Medication compounder QuVa Pharma has teamed up with Kit Check to offer an RFID-enabled medication-tracking solution for its hospital pharmacy customers. The system QuVa is providing includes Kit Check's passive ultrahigh-frequency (UHF) RFID tags embedded in prefilled syringes used to provide medication to hospital patients. Hospitals can then use Kit Check's readers and cloud-based software to manage the medication syringes as they move around the premises.

Anesthesiologists often tailor medications to individual patients. QuVa makes such combinations in specific, commonly prescribed doses that are then sold to hospital pharmacies. As a compounder, QuVa can standardize the medication concentration for physicians and anesthesiologists, says Peter Jenkins, QuVa's chief development officer, "so they don't use half a vial and throw the rest out," Additionally, he says, "the syringes we send have a much longer shelf life than ones drawn up locally." Another advantage QuVa offers as a compounder, Jenkins adds, is that pharmacists do not need to compound medications on site, which reduces the chance of contamination.

Once pharmacists receive the medication from QuVa, they can be loaded onto crash carts or operating room trays, to be administered to patients in specific departments. The challenge for hospitals, the company explains, is to ensure that the trays or carts are always properly stocked, and that no medications are set to expire. For most medical facilities, that involves a 15- to 20-minute manual process each time a tray or cart is loaded or reloaded and then sent back to specific hospital departments. Pharmacy employees visually check each medication, including its type, dose and expiration date. In some cases, they utilize bar-code scans to capture data and create a record of what is on a particular tray or cart, explains Cameron Ferron, Kit Check's chief product officer.

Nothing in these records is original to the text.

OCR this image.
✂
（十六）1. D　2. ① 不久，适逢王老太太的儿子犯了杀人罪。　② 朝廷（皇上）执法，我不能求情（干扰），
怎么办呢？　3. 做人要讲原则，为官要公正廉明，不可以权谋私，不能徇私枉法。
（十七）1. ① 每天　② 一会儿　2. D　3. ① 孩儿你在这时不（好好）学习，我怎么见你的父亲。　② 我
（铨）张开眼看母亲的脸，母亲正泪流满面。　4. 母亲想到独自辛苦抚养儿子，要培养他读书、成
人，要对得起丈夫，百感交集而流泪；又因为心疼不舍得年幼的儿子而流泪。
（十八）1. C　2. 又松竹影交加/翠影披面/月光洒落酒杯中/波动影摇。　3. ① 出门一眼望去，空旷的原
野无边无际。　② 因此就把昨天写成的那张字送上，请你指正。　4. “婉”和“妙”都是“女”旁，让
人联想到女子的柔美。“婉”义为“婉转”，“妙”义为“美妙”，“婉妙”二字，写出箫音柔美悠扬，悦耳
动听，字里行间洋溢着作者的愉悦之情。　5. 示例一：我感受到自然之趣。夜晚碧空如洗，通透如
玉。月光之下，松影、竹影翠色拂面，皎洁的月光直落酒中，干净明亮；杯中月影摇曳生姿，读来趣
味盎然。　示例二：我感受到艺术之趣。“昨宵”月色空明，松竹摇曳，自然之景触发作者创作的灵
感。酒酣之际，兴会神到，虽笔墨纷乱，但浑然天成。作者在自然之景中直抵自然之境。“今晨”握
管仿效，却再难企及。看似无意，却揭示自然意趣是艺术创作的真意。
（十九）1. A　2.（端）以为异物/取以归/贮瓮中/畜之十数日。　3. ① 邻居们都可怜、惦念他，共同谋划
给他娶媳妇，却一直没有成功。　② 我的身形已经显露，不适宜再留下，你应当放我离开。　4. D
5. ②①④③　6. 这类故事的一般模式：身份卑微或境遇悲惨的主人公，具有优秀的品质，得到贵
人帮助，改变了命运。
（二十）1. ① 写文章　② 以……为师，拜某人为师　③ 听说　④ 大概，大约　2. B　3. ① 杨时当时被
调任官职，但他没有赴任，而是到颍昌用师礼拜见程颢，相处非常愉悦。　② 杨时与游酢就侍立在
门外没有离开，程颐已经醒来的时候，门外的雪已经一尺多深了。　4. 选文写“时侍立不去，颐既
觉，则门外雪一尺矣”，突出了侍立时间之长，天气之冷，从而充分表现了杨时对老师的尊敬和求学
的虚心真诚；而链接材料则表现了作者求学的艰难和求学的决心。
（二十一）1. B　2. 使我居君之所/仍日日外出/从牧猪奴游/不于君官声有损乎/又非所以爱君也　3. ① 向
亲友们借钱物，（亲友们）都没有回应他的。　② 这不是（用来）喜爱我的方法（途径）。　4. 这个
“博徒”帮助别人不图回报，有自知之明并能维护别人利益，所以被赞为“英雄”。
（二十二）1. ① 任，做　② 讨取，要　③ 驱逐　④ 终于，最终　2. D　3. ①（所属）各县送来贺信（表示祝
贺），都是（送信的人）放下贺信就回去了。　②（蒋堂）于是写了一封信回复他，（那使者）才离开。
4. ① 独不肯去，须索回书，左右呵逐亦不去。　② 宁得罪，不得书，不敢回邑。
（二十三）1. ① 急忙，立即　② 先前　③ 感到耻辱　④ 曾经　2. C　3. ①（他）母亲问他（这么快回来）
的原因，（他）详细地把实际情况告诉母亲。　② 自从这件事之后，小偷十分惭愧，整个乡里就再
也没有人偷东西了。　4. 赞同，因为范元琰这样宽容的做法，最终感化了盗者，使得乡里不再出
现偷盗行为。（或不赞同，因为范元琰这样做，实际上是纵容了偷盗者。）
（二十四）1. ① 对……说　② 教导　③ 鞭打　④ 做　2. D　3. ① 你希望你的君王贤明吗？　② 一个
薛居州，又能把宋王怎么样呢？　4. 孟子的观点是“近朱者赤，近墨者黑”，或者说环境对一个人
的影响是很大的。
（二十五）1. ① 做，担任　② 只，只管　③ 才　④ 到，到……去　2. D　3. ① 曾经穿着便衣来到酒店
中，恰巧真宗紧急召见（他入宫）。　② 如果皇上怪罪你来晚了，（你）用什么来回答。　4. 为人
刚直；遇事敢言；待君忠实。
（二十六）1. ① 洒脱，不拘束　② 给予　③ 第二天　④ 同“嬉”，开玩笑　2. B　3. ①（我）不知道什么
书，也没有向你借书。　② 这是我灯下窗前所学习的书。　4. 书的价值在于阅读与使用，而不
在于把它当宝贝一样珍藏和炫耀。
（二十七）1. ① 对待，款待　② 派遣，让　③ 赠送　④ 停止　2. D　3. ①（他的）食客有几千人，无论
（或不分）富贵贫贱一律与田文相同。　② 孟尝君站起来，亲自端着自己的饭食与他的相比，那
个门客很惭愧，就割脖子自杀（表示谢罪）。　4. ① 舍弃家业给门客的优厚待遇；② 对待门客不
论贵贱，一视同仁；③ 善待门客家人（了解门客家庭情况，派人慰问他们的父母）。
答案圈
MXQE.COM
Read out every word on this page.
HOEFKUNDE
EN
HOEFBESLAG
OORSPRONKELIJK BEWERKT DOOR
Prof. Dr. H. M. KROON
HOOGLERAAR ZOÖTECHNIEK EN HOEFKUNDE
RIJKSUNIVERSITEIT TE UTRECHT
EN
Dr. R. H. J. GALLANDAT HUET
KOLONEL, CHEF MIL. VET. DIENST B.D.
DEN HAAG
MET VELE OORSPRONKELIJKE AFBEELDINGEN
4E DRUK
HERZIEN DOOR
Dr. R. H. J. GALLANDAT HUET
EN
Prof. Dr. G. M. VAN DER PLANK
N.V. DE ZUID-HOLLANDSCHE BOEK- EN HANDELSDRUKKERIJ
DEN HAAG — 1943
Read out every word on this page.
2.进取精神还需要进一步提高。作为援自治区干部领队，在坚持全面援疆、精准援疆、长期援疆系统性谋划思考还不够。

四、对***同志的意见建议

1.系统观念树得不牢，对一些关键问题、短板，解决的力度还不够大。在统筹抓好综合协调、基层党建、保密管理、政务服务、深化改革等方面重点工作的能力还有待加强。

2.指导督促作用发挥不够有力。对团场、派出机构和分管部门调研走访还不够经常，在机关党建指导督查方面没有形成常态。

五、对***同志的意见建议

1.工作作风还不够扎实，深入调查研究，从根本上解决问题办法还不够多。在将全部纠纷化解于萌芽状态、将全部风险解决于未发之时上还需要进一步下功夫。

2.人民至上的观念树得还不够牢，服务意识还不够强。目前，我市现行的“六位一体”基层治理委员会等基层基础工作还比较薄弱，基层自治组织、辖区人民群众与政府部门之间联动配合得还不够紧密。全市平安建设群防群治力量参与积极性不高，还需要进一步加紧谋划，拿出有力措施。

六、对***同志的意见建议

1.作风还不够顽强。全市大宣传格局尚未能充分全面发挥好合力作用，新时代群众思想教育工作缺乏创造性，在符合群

In the event of a recall, employees may need to walk to the OR department or some other area where the products are being administered, in order to remove any items that shouldn't be there. QuVa Pharma's first priority is patient safety, Jenkins says. With RFID in use as part of the kit-management process, he explains, "It means that not only are the operating room kits stocked accurately, but also that expired or recalled meds can be located quickly, no matter where they are in the hospital."

Even with the manual method of inspecting trays or carts as they leave the pharmacy, Ferroni says, Kit Check has found that about 20 percent of hospital medication kits either have an expired medication, are missing a specific medication or contain the wrong drug. In some cases, that percentage has been measured as high as 67 percent.

With the RFID technology provided by Kit Check, the process of auditing the trays or other containers of medications takes one or two minutes. The tags are typically embedded into the upper right corner of the printed label affixed to each syringe. Kit Check uses two different sizes of RFID inlays, provided by Avery Dennison and embedded in three sizes of tags. Kit Check is capable of converting the inlays into labels, though QuVa is undertaking that process itself.

Once tagged labels are applied, the unique ID number on each tag is linked to data about a particular medication in Kit Check software. QuVa ships goods to its hospital customers, some of whom now employ the RFID system. They can use Kit Check's cloud-based software-as-a-service (SaaS), which interfaces with the pharmacy's own drug-management software.